Building an Urban Ecosystem

April is Architecture Month, an excellent opportunity to celebrate the striking architectural style that has come to define our city.

Whether we realize it or not, architecture and design have the ability to alter our moods, influence the ways we interact with our natural environment, and shape our collective identity. And right here in Hawai‘i, Honolulu is known as a time capsule of mid-century modernism. In celebration of Architecture Month, we wanted to take a deeper dive in to one of Honolulu’s most iconic architects, Vladimir Ossipoff.

Of all the masterminds that came to define the mid-century modernism movement, Ossipoff remains one of the most esteemed. Russian born, raised in Japan, and educated in America Ossipoff remained a longtime resident of Hawai‘i and his now-iconic work came to define much of the Honolulu skyline. His aesthetic included clean, angular lines and placed an emphasis on bringing the outdoors inside. Throughout his career, Ossipoff made a point to use sustainable construction methods and often utilized local timber. Simply put, his approach to design made sense in Hawai‘i’s warm tropical environment, where a connection to nature and place has always been paramount.

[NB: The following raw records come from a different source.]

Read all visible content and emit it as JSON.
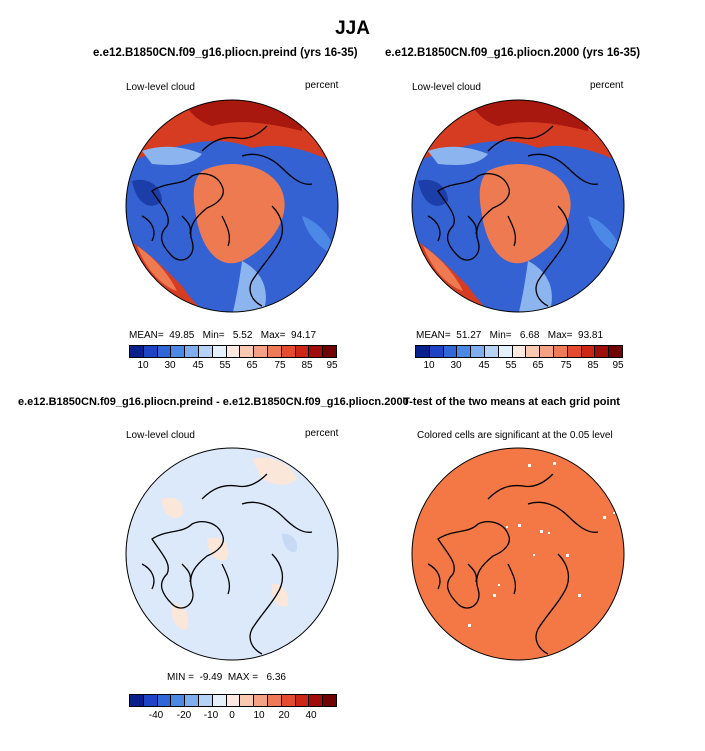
{
  "main_title": "JJA",
  "panels": [
    {
      "title": "e.e12.B1850CN.f09_g16.pliocn.preind (yrs 16-35)",
      "left_label": "Low-level cloud",
      "right_label": "percent",
      "stats": "MEAN=  49.85   Min=   5.52   Max=  94.17",
      "stats_values": {
        "mean": 49.85,
        "min": 5.52,
        "max": 94.17
      }
    },
    {
      "title": "e.e12.B1850CN.f09_g16.pliocn.2000 (yrs 16-35)",
      "left_label": "Low-level cloud",
      "right_label": "percent",
      "stats": "MEAN=  51.27   Min=   6.68   Max=  93.81",
      "stats_values": {
        "mean": 51.27,
        "min": 6.68,
        "max": 93.81
      }
    },
    {
      "title": "e.e12.B1850CN.f09_g16.pliocn.preind - e.e12.B1850CN.f09_g16.pliocn.2000",
      "left_label": "Low-level cloud",
      "right_label": "percent",
      "stats": "MIN =  -9.49  MAX =   6.36",
      "stats_values": {
        "min": -9.49,
        "max": 6.36
      }
    },
    {
      "title": "T-test of the two means at each grid point",
      "subtitle": "Colored cells are significant at the 0.05 level"
    }
  ],
  "colorbar_full": {
    "colors": [
      "#08208a",
      "#1c44c4",
      "#2f67d8",
      "#4c88e6",
      "#7fadee",
      "#b5d3f6",
      "#e4f0fb",
      "#fde9df",
      "#f9c9b2",
      "#f4a283",
      "#ef7a58",
      "#e54b2e",
      "#cb2616",
      "#a00e0a",
      "#700402"
    ],
    "ticks": [
      "10",
      "30",
      "45",
      "55",
      "65",
      "75",
      "85",
      "95"
    ]
  },
  "colorbar_diff": {
    "colors": [
      "#08208a",
      "#1c44c4",
      "#2f67d8",
      "#4c88e6",
      "#7fadee",
      "#b5d3f6",
      "#e4f0fb",
      "#fde9df",
      "#f9c9b2",
      "#f4a283",
      "#ef7a58",
      "#e54b2e",
      "#cb2616",
      "#a00e0a",
      "#700402"
    ],
    "ticks": [
      "-40",
      "-20",
      "-10",
      "0",
      "10",
      "20",
      "40"
    ]
  },
  "map_colors": {
    "ocean_blue": "#3462d2",
    "deep_blue": "#1c3ea8",
    "light_blue": "#8cb4ee",
    "orange": "#ee7a52",
    "red": "#d63c22",
    "dark_red": "#a8180e",
    "diff_bg": "#dbe9fa",
    "diff_pink": "#fbe6da",
    "ttest": "#f37845"
  }
}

Taking a quick look around the city and you’ll find that Ossipoff’s work abounds. In 1962, he designed the iconic IBM Building, which still stands vigil over Ala Moana Beach Park on the corner of Ala Moana Boulevard and Queen Street. Today, the structure remains one of the most recognizable landmarks in the city with its dripping brise-soleil façade built to resemble a computer punch card. The concrete grill casts deep shadows, which become a significant part of the architecture, minimizes sunlight from entering the space, and deters nesting birds.

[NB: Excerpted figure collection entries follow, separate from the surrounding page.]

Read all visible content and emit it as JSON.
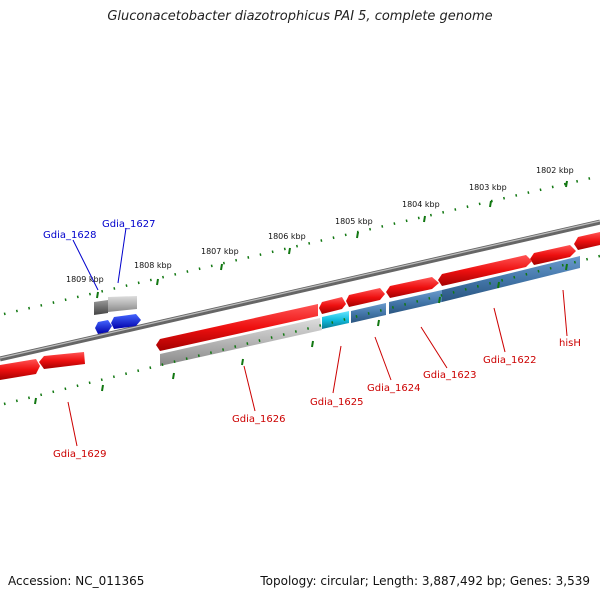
{
  "title": "Gluconacetobacter diazotrophicus PAI 5, complete genome",
  "footer": {
    "accession_label": "Accession: NC_011365",
    "topology_label": "Topology: circular; Length: 3,887,492 bp; Genes: 3,539"
  },
  "scale_labels": [
    "1802 kbp",
    "1803 kbp",
    "1804 kbp",
    "1805 kbp",
    "1806 kbp",
    "1807 kbp",
    "1808 kbp",
    "1809 kbp"
  ],
  "genes": [
    {
      "id": "g1628",
      "label": "Gdia_1628",
      "color": "#0000cc"
    },
    {
      "id": "g1627",
      "label": "Gdia_1627",
      "color": "#0000cc"
    },
    {
      "id": "g1629",
      "label": "Gdia_1629",
      "color": "#cc0000"
    },
    {
      "id": "g1626",
      "label": "Gdia_1626",
      "color": "#cc0000"
    },
    {
      "id": "g1625",
      "label": "Gdia_1625",
      "color": "#cc0000"
    },
    {
      "id": "g1624",
      "label": "Gdia_1624",
      "color": "#cc0000"
    },
    {
      "id": "g1623",
      "label": "Gdia_1623",
      "color": "#cc0000"
    },
    {
      "id": "g1622",
      "label": "Gdia_1622",
      "color": "#cc0000"
    },
    {
      "id": "hisH",
      "label": "hisH",
      "color": "#cc0000"
    }
  ],
  "colors": {
    "forward_cds": "#ee1111",
    "reverse_cds": "#4477aa",
    "pseudo": "#aaaaaa",
    "rna": "#2266ee",
    "tick": "#117711",
    "backbone": "#777777"
  }
}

Standing proudly over Punahou School’s campus, Thurston Memorial Chapel springs out of an idyllic freshwater-fed lily pond. Erected in 1966, the chapel has been a place of refuge shrouded in beauty for decades. Dean Sakamoto, one of the state’s leading architectural minds and expert on Ossipoff describes the chapel as encapsulating the Hawaiian modernism. “It is at once Hawaiian, modern, and timeless,” he wrote. “Ossipoff’s opportunity to build this memorial at Punahou came after nearly 30 years of practice a good deal of it characterized by his skill at marrying modern methods and local conditions. At the chapel, he found a solution that cannot be traced to any visual precedent.”

From the mid-century design of the IBM Building and Thurston Chapel to the undulating residential glass towers that comprise Ward Village, the power of architecture to develop a cohesive community with an abundant sense of place and purpose can’t be denied. As Ward Village realizes its vision for a complete, sustainable community, it continues to set the pace for urban design trends in Hawai‘i. To be sure, Ossipoff left an indelible mark on Honolulu. Today, we’re seeking to reshape the skyline with the same reverence for smart design and sense of place as the masterminds of decades past.